It is also assumed that all the effects from nutrients and other predictors may contain personal differences, and because of that, the inputs are same for both general and personal parts in Eq. (3) by assuming identical model matrices $pa_X(Y_{ik}) = pa_Z(Y_{ik})$. It is possible, though, to leave some of the effects common for all the subjects by dropping the corresponding column from $\varvec{Z}_{ik}$ if it is known that these effects cannot vary among persons.

Distributions of random variables

Normal distribution is used as a starting assumption for all the observed random variables at the network.

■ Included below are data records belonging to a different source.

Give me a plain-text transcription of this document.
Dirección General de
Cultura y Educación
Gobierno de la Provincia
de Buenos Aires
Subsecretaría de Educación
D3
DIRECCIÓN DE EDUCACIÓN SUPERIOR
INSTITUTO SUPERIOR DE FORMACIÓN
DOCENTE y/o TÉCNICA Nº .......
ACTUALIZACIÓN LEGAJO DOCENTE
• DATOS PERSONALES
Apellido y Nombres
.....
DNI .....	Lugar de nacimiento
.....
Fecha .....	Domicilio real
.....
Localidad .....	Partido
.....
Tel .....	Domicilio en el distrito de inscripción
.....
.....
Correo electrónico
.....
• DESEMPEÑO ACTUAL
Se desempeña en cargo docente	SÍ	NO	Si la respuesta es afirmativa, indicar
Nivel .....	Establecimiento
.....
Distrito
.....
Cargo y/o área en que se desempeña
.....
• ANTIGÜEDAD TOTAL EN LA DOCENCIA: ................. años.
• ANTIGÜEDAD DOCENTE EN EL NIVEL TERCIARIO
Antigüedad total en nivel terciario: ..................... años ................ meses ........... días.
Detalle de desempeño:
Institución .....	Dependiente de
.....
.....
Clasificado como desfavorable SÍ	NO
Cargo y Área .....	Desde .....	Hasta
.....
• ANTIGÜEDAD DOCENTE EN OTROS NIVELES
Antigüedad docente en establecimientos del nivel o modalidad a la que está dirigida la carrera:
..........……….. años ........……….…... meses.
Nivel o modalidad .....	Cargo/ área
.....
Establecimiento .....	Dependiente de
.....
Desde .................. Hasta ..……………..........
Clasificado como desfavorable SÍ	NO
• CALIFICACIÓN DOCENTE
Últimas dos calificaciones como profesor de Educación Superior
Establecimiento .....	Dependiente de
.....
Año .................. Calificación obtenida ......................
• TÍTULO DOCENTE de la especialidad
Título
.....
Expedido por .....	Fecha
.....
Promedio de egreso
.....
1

Reference intakes of nutrients are based on normal distribution²⁰ and so it is practical to use the same distribution for dietary nutrient levels here as well. For the concentration values in Eq. (2) this means $Y_{ik} \sim \mathcal {N}\big (\varvec{\mu }_{ik}, \varvec{\Sigma }_{ik}\big )$ where $\varvec{\mu }_{ik}$ is a vector of expected values from Eq. (3) and $\varvec{\Sigma }_{ik}$ is a covariance matrix of the multivariate distribution.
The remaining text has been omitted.